Anyway, it looks like we're in for another big snow this week, so I doubt the situation is going to change any time soon... unless we move to Florida, which is unlikely although I keep threatening to pick up and go every time I have to wrestle three small children into snow suits and snow boots just to go to the doctor's office. (Also, every time Chipmunk picks the snow off my boots and starts eating it, particularly when I've just been to the chicken coop. And when the big kids get into a snowball fight and a certain child hits another child in the face with a plastic sled because that child has been "complaining too much", and "I didn't *mean* to hit him... *hard*." And when the twins start hurling Duplos like bombs. Actually, I guess I threaten to move to Florida a lot.)

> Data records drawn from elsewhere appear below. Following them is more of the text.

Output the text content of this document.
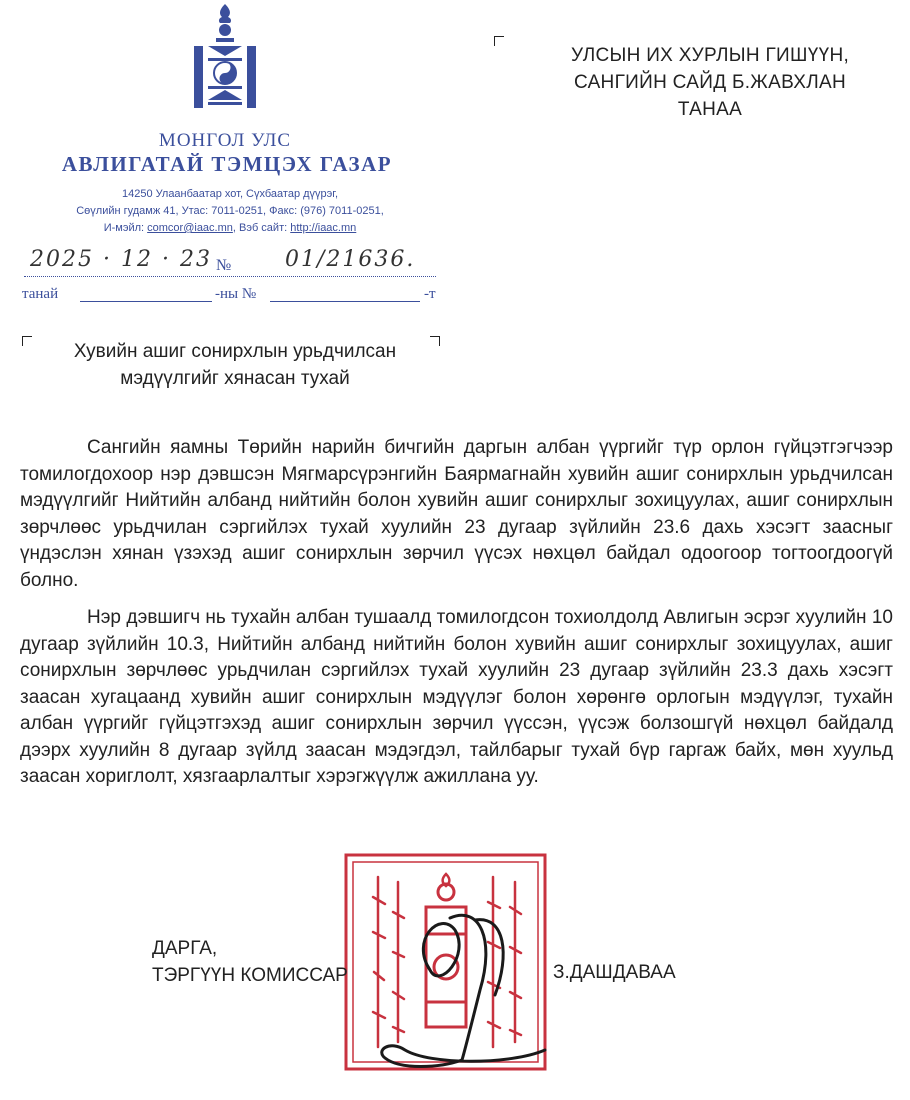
МОНГОЛ УЛС
АВЛИГАТАЙ ТЭМЦЭХ ГАЗАР
14250 Улаанбаатар хот, Сүхбаатар дүүрэг,
Сөүлийн гудамж 41, Утас: 7011-0251, Факс: (976) 7011-0251,
И-мэйл: comcor@iaac.mn, Вэб сайт: http://iaac.mn
2025 · 12 · 23 № 01/21636.
танай	-ны №	-т
УЛСЫН ИХ ХУРЛЫН ГИШҮҮН,
САНГИЙН САЙД Б.ЖАВХЛАН
ТАНАА
Хувийн ашиг сонирхлын урьдчилсан
мэдүүлгийг хянасан тухай

Сангийн яамны Төрийн нарийн бичгийн даргын албан үүргийг түр орлон гүйцэтгэгчээр томилогдохоор нэр дэвшсэн Мягмарсүрэнгийн Баярмагнайн хувийн ашиг сонирхлын урьдчилсан мэдүүлгийг Нийтийн албанд нийтийн болон хувийн ашиг сонирхлыг зохицуулах, ашиг сонирхлын зөрчлөөс урьдчилан сэргийлэх тухай хуулийн 23 дугаар зүйлийн 23.6 дахь хэсэгт заасныг үндэслэн хянан үзэхэд ашиг сонирхлын зөрчил үүсэх нөхцөл байдал одоогоор тогтоогдоогүй болно.

Нэр дэвшигч нь тухайн албан тушаалд томилогдсон тохиолдолд Авлигын эсрэг хуулийн 10 дугаар зүйлийн 10.3, Нийтийн албанд нийтийн болон хувийн ашиг сонирхлыг зохицуулах, ашиг сонирхлын зөрчлөөс урьдчилан сэргийлэх тухай хуулийн 23 дугаар зүйлийн 23.3 дахь хэсэгт заасан хугацаанд хувийн ашиг сонирхлын мэдүүлэг болон хөрөнгө орлогын мэдүүлэг, тухайн албан үүргийг гүйцэтгэхэд ашиг сонирхлын зөрчил үүссэн, үүсэж болзошгүй нөхцөл байдалд дээрх хуулийн 8 дугаар зүйлд заасан мэдэгдэл, тайлбарыг тухай бүр гаргаж байх, мөн хуульд заасан хориглолт, хязгаарлалтыг хэрэгжүүлж ажиллана уу.

ДАРГА,
ТЭРГҮҮН КОМИССАР	З.ДАШДАВАА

But - the sun is out today, and I did manage to get the big kids to their swimming lessons, even though there were no signs for the pool or where to go once we got there, which is so typically New York because you're just supposed to KNOW see, I mean who VOLUNTARILY moves here anyway? Hmph. Well, the kids did get to their lessons, and they did well, which was a relief, because the instructors had them jumping in the deep end on the first day and, well, my kids don't actually swim that well. So you can bet I was saying a few Hail Mary's as I sat on the sidelines. Our carefully thought out logistics worked very well today -- swimming lessons, library (I paid my massive fine and was removed from the most wanted list), violin lessons, stop at Rite-Aid, *cough* Arby's *cough*, home -- but Gareth actually needs to move up a level in swimming and they had too many kids in the beginner level so they're going to have to break them into two groups, so the times are going to be moved all around and now the violin lessons that we had to rearrange so Katydid could do swimming is still going to be in the wrong spot. Getting kids to activities is turning out to be like one of those logic exercises on the GRE. ("If G needs to be at swimming at 11 and K has swimming at 10 and violin at 11:30 and the library is only open from 10-1 and Farmerboy wants to take swimming lessons, too, only his will be at 8 AM, what will the twins and Chipmunk be doing?"

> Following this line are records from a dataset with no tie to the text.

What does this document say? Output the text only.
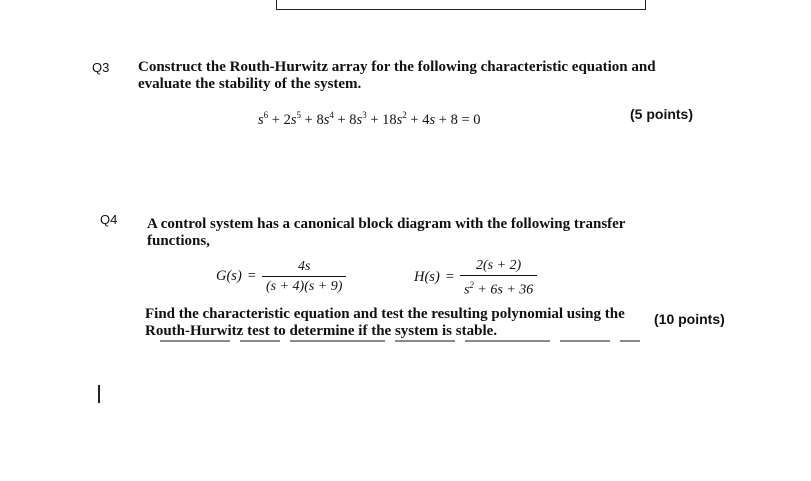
Q3 Construct the Routh-Hurwitz array for the following characteristic equation and
evaluate the stability of the system.
$s^6 + 2s^5 + 8s^4 + 8s^3 + 18s^2 + 4s + 8 = 0$	(5 points)
Q4 A control system has a canonical block diagram with the following transfer
functions,
$G(s) = \frac{4s}{(s + 4)(s + 9)}$	$H(s) = \frac{2(s + 2)}{s^2 + 6s + 36}$
Find the characteristic equation and test the resulting polynomial using the
Routh-Hurwitz test to determine if the system is stable.
(10 points)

There was at least one other mother there who was doing the same sort of logic exercises out loud to her children, though, so I felt better.
Another thing that deserves its own logic exercise: why were there 6 fish in the parking lot of the music store this morning? Not supermarket fish; I mean, real fish with fins and spines and eyeballs. Right beside the running boards of my van. Stepping in a fish would have been quite the surprise, but fortunately I managed to avoid it. (I shudder to think of Chipmunk eating the snow off my boots in that case, but I doubt moving to Florida would solve the problem of fish in parking lots. The fish in Florida probably aren't frozen stiff, so I imagine they would stink.)